Luke Manning

Posted on Apr 15 • Originally published at lukemanning.ie

Straico Has Great Models But No Streaming, So I Built a Proxy

#straico #openai #showdev #opencode

I use OpenCode as my main AI coding tool. I switched from Claude Code after Anthropic started going after open source projects and I kept hitting session limits on my subscription extremely fast.

OpenCode works with any OpenAI-compatible API. Straico gives me access to Claude, GPT, Gemini, DeepSeek, and a bunch more through a single API key. Cheap too. Problem is, Straico's API is missing two things OpenCode needs: streaming responses and function calling.

Without streaming, OpenCode just hangs. Never gets a response. But Straico keeps eating tokens on their end anyway. Without function calling, the AI can't use tools like reading files or running bash commands. Both are non-negotiable for an agentic coding tool.

So I built a proxy. It sits between OpenCode and Straico, translating requests and responses to fill in the gaps.

OpenCode
  → localhost:8000 (my proxy)
    → Straico API

What started as "just simulate streaming and inject tool definitions" turned into a surprisingly full-featured thing. The codebase is at github.com/ManningWorks/DOAI-Proxy.

The Architecture I Ended Up With

I didn't start with a provider pattern. I started with four files: server.js, streaming.js, tools.js, utils.js. But once I started thinking about the possibility of adding other providers down the line, I refactored into something cleaner.

The provider pattern lives in providers/. BaseProvider is an abstract class that handles the interface contract and retry logic. StraicoProvider extends it with Straico-specific request/response transformation. ProviderFactory instantiates the right one based on the PROVIDER_TYPE env var.

Right now only Straico exists, but the factory already has stubs for OpenAI and Anthropic. The ADDING_PROVIDERS.md doc in the repo lays out how to add a new one.

The other modules:

server.js - Express server, routing, auth, request lifecycle
streaming.js - SSE simulation with two modes
tools.js - Tool injection and response parsing
utils.js - Logging, formatting, log rotation
utils/model-limits.js - Fetches context limits from Straico's API
summarizer.js - Conversation summarization for long sessions
scripts/sync-opencode-config.js - Syncs model list to OpenCode config

Streaming Without Streaming

Straico returns the full response at once. No SSE. No chunks. The proxy has to fake it.

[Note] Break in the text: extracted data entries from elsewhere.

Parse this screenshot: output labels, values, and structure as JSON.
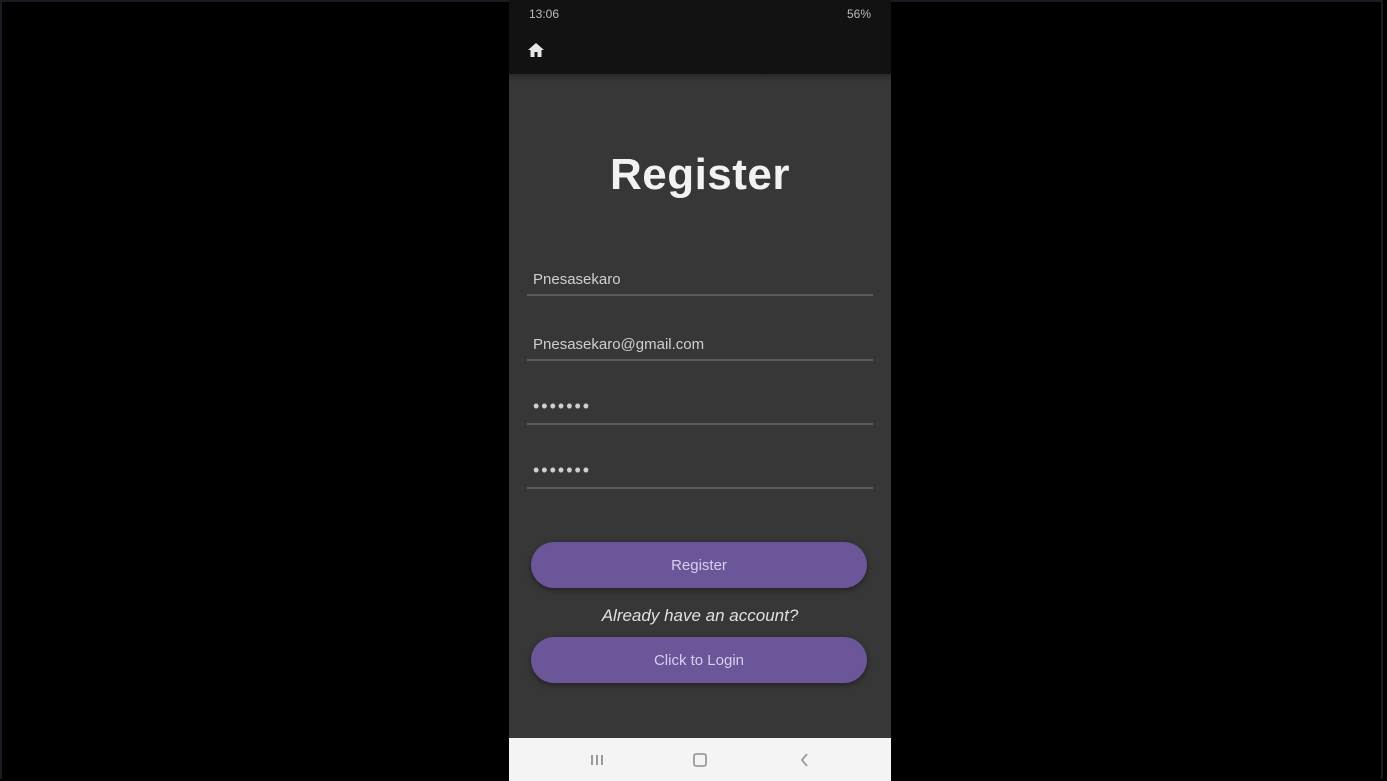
{
  "status_bar": {
    "time": "13:06",
    "indicators": "56%"
  },
  "app_bar": {
    "home_icon": "home-icon"
  },
  "page": {
    "title": "Register"
  },
  "form": {
    "username_value": "Pnesasekaro",
    "email_value": "Pnesasekaro@gmail.com",
    "password_value": "•••••••",
    "confirm_password_value": "•••••••"
  },
  "buttons": {
    "register_label": "Register",
    "login_label": "Click to Login"
  },
  "prompt": {
    "already_have_account": "Already have an account?"
  },
  "nav": {
    "recents_icon": "recents-icon",
    "home_icon": "home-square-icon",
    "back_icon": "back-icon"
  },
  "colors": {
    "background": "#373737",
    "button": "#6a5699",
    "status_bar": "#121212",
    "nav_bar": "#f4f4f4"
  }
}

Two modes: none and smart.

none is what I'd recommend as default. It sends the entire response in one SSE chunk, then the [DONE] marker. Fast, no formatting issues, still technically SSE.

smart is more interesting. It splits the response into chunks with delays to simulate real streaming. The naive approach is responseText.match(new RegExp('.{1,15}', 'g')) and that kind of works. But it breaks markdown. Split mid-bold, mid-code-block, mid-backtick and the rendering glitches.

So smartChunkText() in streaming.js looks for safe boundaries. It prefers splitting on newlines, then whitespace. It also checks for markdown delimiters and extends the chunk to avoid splitting them. There's a max size limit (targetSize * 10) to prevent infinite extension.

// streaming.js - simplified version of the boundary logic
for (let i = end; i > start; i--) {
  if (text[i] === '\n') {
    return i + 1;
  }
}
for (const delim of ['**', '__', '`']) {
  const delimStart = text.indexOf(delim, start);
  if (delimStart !== -1 && delimStart < end) {
    const delimEnd = delimStart + delim.length;
    if (delimEnd > end) {
      return Math.min(delimEnd, text.length, start + maxSize);
    }
  }
}

Default is 15 characters per chunk with 80ms delay. That feels about right for most models. Configurable via STREAM_CHUNK_SIZE and STREAM_DELAY_MS env vars.

I set STREAM_MODE=none as the recommended default. smart works but it's more of a showcase thing. The boundary detection catches most cases but I wouldn't trust it with complex nested markdown.

Function Calling via Prompt Injection

Straico doesn't support function calling natively. The workaround: inject tool definitions into the system prompt and parse the AI's response to detect tool calls.

injectToolsIntoSystem() in tools.js appends a formatted list of available tools to the system message:

You have access to the following tools:
- bash: Run bash commands
- read: Read file contents

When you need to use a tool, format your response like this:
TOOL_CALL: <tool_name>
ARGUMENTS: <json_arguments>

There's a sentinel comment () to prevent double-injection if the same messages get processed twice.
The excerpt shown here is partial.